I've gotten better. Really. God, in His infinite wisdom and mercy, gave me five wildly imperfect kids to balance things out. I still get really uptight sometimes, and the kids still are messy and forgetful, but we're a happy lot, most of the time.
However, Matthew 5:48 has always puzzled me: So be perfect, just as your heavenly Father is perfect. This comes at the end of the Sermon on the Mount, Christ's incredible gift to us as to how we're to live as Christians. This verse, though, is like a call to arms for us perfectionists: I've got to be just as perfect as God. Jesus says so. It seems like a confirmation of my unhealthy tendencies and my most annoying traits.
What is Christ telling us here? No one can possibly be perfect, so is Christ just setting us up for failure? That can't be it. Consider what Fr. Ray Ryland says:
Consider the word we translate "perfect." In Greek, teleios does not refer to abstract or metaphysical perfection. It is a functional term. To be perfect a thing must realize fully the purpose for which it has been produced.
"You must be perfect" means each of us must strive to develop his unique potential, under God, to the fullest possible extent. These words are both command and promise.

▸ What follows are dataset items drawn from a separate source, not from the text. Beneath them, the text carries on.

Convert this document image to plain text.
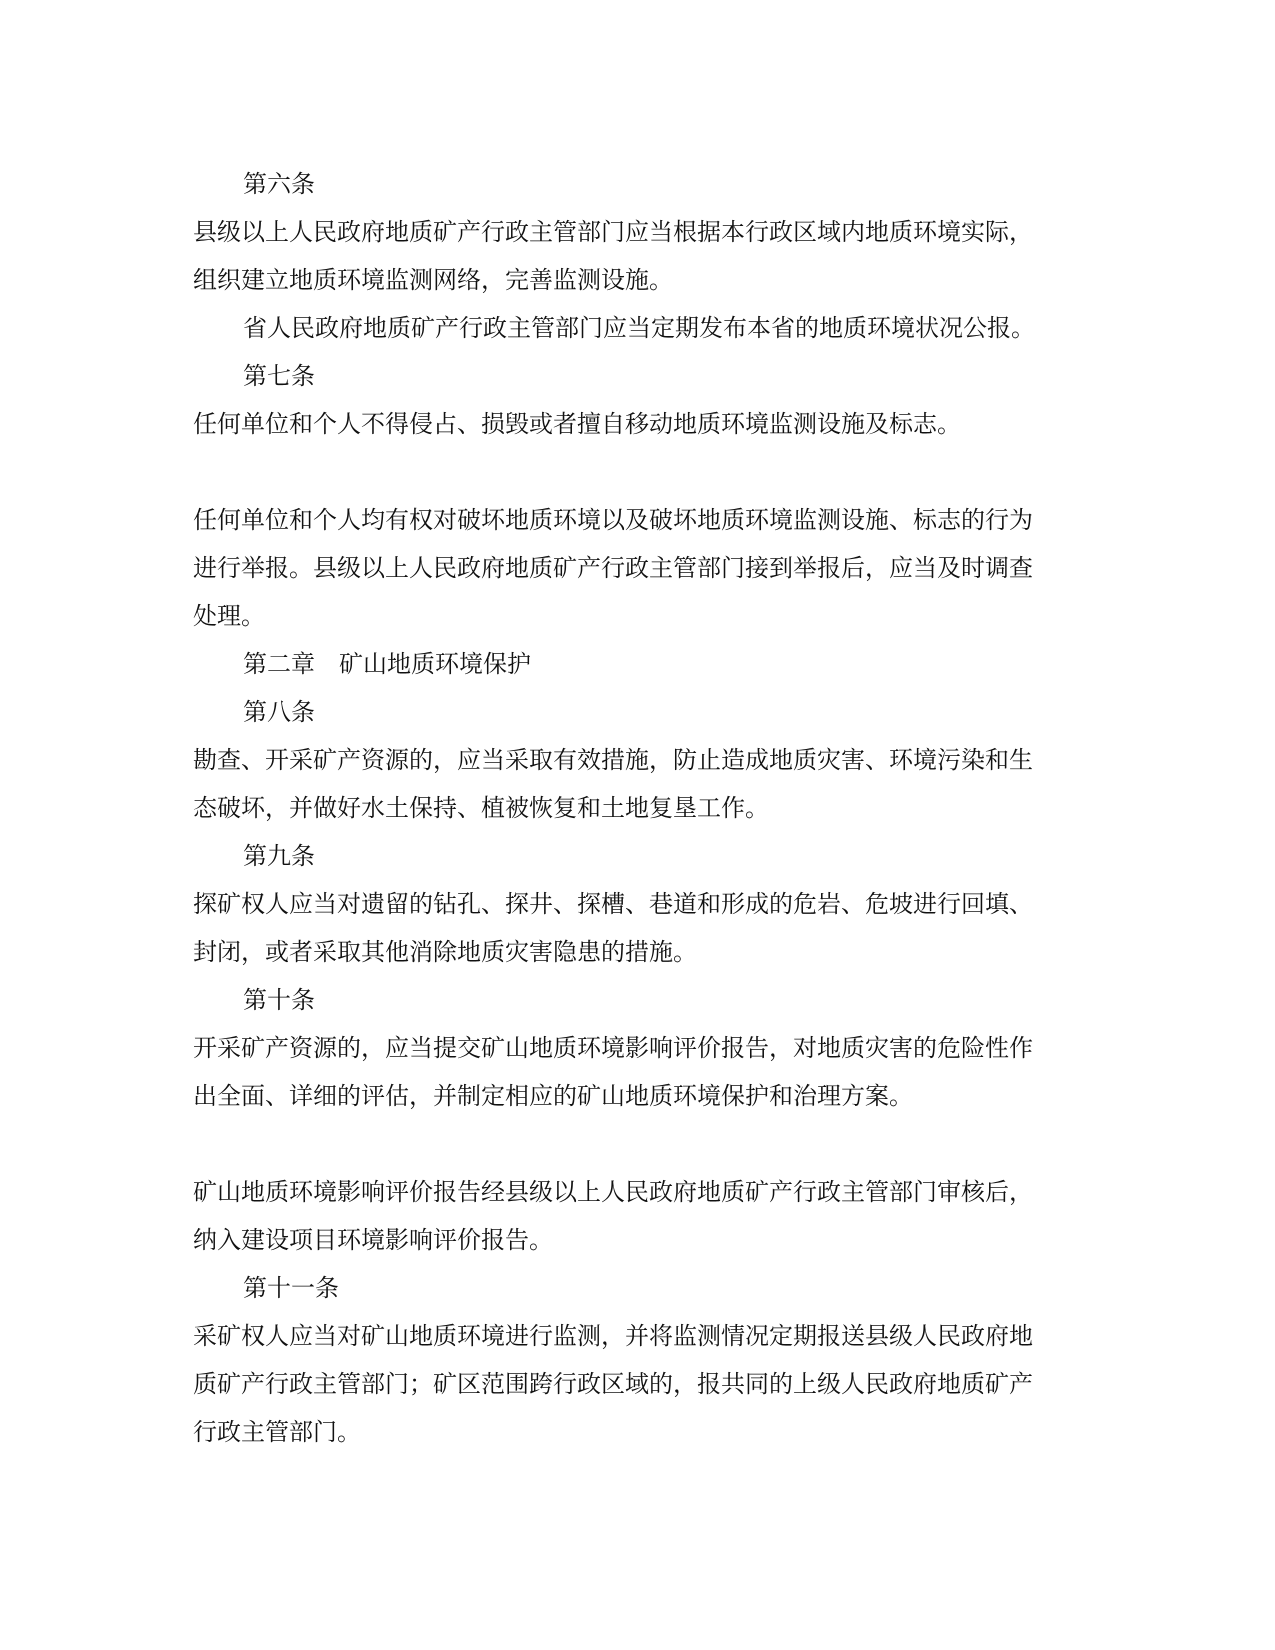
第六条
县级以上人民政府地质矿产行政主管部门应当根据本行政区域内地质环境实际，
组织建立地质环境监测网络，完善监测设施。
省人民政府地质矿产行政主管部门应当定期发布本省的地质环境状况公报。
第七条
任何单位和个人不得侵占、损毁或者擅自移动地质环境监测设施及标志。
任何单位和个人均有权对破坏地质环境以及破坏地质环境监测设施、标志的行为
进行举报。县级以上人民政府地质矿产行政主管部门接到举报后，应当及时调查
处理。
第二章　矿山地质环境保护
第八条
勘查、开采矿产资源的，应当采取有效措施，防止造成地质灾害、环境污染和生
态破坏，并做好水土保持、植被恢复和土地复垦工作。
第九条
探矿权人应当对遗留的钻孔、探井、探槽、巷道和形成的危岩、危坡进行回填、
封闭，或者采取其他消除地质灾害隐患的措施。
第十条
开采矿产资源的，应当提交矿山地质环境影响评价报告，对地质灾害的危险性作
出全面、详细的评估，并制定相应的矿山地质环境保护和治理方案。
矿山地质环境影响评价报告经县级以上人民政府地质矿产行政主管部门审核后，
纳入建设项目环境影响评价报告。
第十一条
采矿权人应当对矿山地质环境进行监测，并将监测情况定期报送县级人民政府地
质矿产行政主管部门；矿区范围跨行政区域的，报共同的上级人民政府地质矿产
行政主管部门。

The imperative is laid upon us who follow Christ, but we know that only the grace of God can bring about this process of sanctification.
Imagine my relief: I don't have to be perfect, I just have to be me. "Me" in the best, most holiest sense, but "me" nonetheless. Of course, St. Paul figured this out as well (I wonder if he was a recovering perfectionist?):
My grace is sufficient for you, for power is made perfect in weakness. I will rather boast most gladly of my weaknesses, in order that the power of Christ may dwell with me. Therefore, I am content with weaknesses, insults, hardships, persecutions, and constraints, for the sake of Christ; for when I am weak, then I am strong.
Weakness I have, in abundance. And my only hope, as a recovering perfectionist, is that I will be made perfect in that weakness, given Christ's grace. And I will be most content with that.